Strasbourg (AFP)

Clap of historic end after 43 years of service: in the night of Monday to Tuesday, the Alsatian nuclear power station of Fessenheim will definitively stop working before being dismantled. A victory for the anti-nuclear forces but a heartbreak for the employees and the inhabitants.

The operation, similar to that which led to the shutdown of the first reactor on February 22, is due to start Monday at 11:30 p.m., with a gradual decrease in the power of the second reactor, according to an EDF spokesperson.

When its nominal power reaches "8%", Tuesday at 2:00 am, the plant will then be definitively disconnected from the electricity network, he added.

Located on the banks of the Rhine, near Germany and Switzerland, the oldest power station in France will cease producing electricity forever.

- "First" -

The actual dismantling, unprecedented in France on this scale, should begin by 2025 and continue at least until 2040.

"It is the first time that a pressurized water nuclear power plant (the technology that equips the 56 remaining reactors in the French fleet, note) has been shut down and then completely dismantled," said an EDF spokesperson.

Previously, other plants had suffered the same fate, like that of Brennilis, in Finistère, but they used different technologies, he specifies.

Victory for the French, German and Swiss anti-nuclear forces, some of whom have campaigned for decades against Fessenheim, this closure arouses the anger of the employees of the power station and of most of the 2,500 inhabitants of the eponymous village.

"We inevitably advance towards the end (...) this situation looks like an economic, social and ecological genocide. Courage to the employees of #Fessenheim", tweeted the CGT of the power plant on Friday.

Only sixty EDF employees will remain to conduct its dismantling around 2024. At the end of 2017, there were still 750 as well as 300 service providers.

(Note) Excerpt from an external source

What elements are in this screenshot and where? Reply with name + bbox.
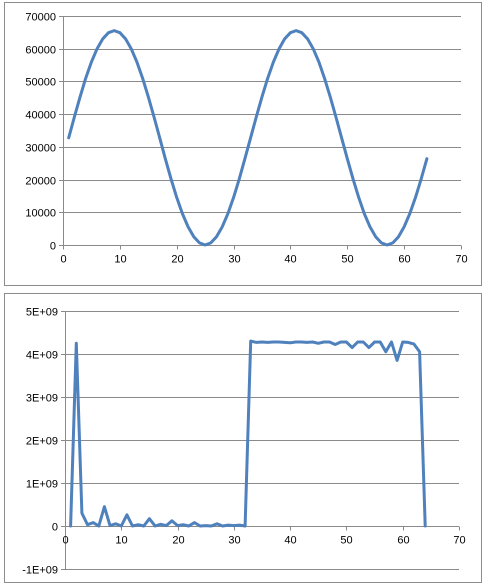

As for the inhabitants of this formerly modest village, they have lived for decades thanks to the significant economic and fiscal spinoffs of this installation and fear a big economic downturn: no project is officially stopped for the post-Fessenheim period.

- "Dried up" -

The installation of a technocentre, intended to become a pilot site for the decontamination of weakly radioactive metals, or even a biofuel plant are well in the planning stage, with several hundred jobs at stake, but they would not materialize for a few years.

Closing the plant, while it "is in good working order and has passed all the safety tests", is "absurd and incomprehensible", gets angry mayor Claude Brender.

"Clearly, after the closure, we find ourselves completely dry and very far from any territorial project", also pointed out the president of the Grand Est region, Jean Rottner, regretting the "political decision" of the State taken without having provided with "replacement tools".

Promise of campaign of François Hollande in 2012, this closure had been postponed repeatedly, before being implemented in April 2017.

As a wink of fate: Friday morning, reactor n ° 2 underwent an automatic shutdown after a lightning strike on high voltage lines. It restarted without problem on Saturday. But must be turned off again three days later. This time forever.